Clerihew boarded the Justina, bound for Calcutta. In middle of the Indian Ocean, about 600 miles (1000 km) off Ceylon (now Sri Lanka), he observed an extremely bright comet (now identified as “C1843D1”), with the longest tail – estimated at 200-300 million miles (300-500m km) – ever recorded. Clerihew made four drawings of it and measured its altitude and azimuth. He also spotted the comet’s second tail and measured the angle it made with the first. He sent his observations to the astronomer Sir John Frederick William Herschel. The paintings he made of the comet were later presented to the Royal Astronomical Society.

On arrival in Calcutta, he began painting buildings and landscapes. In late 1843 he sailed up the Ganges River to Delhi, painting all the way.
By 1846, he was planting coffee in Hewaheta, Ceylon, on "The Hope", the coffee plantation belonging to James Pattle, the father of Julia Margaret Cameron. Here, he was involved in an incident involving an elephant, in which the manager of the neighbouring "Rathoongodde" plantation, John Keane was killed. Julia Margaret Cameron's husband, Charles Hay Cameron, employed Clerihew to manage Rathoongodde, which he owned.

While improving the plantation, Clerihew started work on a new "Swiss Cottage" to replace the rudimentary "planter's bungalow". He also redesigned the "Laborie's Rattletrap", a coffee pulper.
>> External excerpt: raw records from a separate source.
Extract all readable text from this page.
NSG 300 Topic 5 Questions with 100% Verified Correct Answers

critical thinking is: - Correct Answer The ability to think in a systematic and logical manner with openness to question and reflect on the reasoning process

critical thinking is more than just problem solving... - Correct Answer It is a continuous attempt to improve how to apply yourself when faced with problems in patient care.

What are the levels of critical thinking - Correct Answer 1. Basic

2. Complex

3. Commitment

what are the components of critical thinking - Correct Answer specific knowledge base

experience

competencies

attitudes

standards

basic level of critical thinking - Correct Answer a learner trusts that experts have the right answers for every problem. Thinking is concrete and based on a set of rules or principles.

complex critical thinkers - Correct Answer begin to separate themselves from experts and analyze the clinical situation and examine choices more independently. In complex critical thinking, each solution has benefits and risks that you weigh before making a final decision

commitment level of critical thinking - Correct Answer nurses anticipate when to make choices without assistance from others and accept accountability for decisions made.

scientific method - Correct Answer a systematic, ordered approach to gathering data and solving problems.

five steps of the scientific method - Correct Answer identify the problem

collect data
Studying the works of Justus von Liebig, he designed his "Clerihew Store", a forced-convection coffee drier, intended to halt the decomposition of the pulped bean. His drier, known as the "Clerihew", became ubiqiuitous in coffee plantations in Ceylon, and engendered modern coffee, tea and grain driers.

In 1851 he accompanied Cameron to Europe, painting scenes in the Middle East on the way. He attended the Great Exhibition, where the Clerihew Store was an exhibit. In 1853, Prince Albert presented him with the Isis Medal for his invention.

He retired to Aberdeen. In 1856, he married Emily Foottit, the 18-year old daughter of the late Rev. James Foottit, of Newark, Nottinghamshire, and had seven children.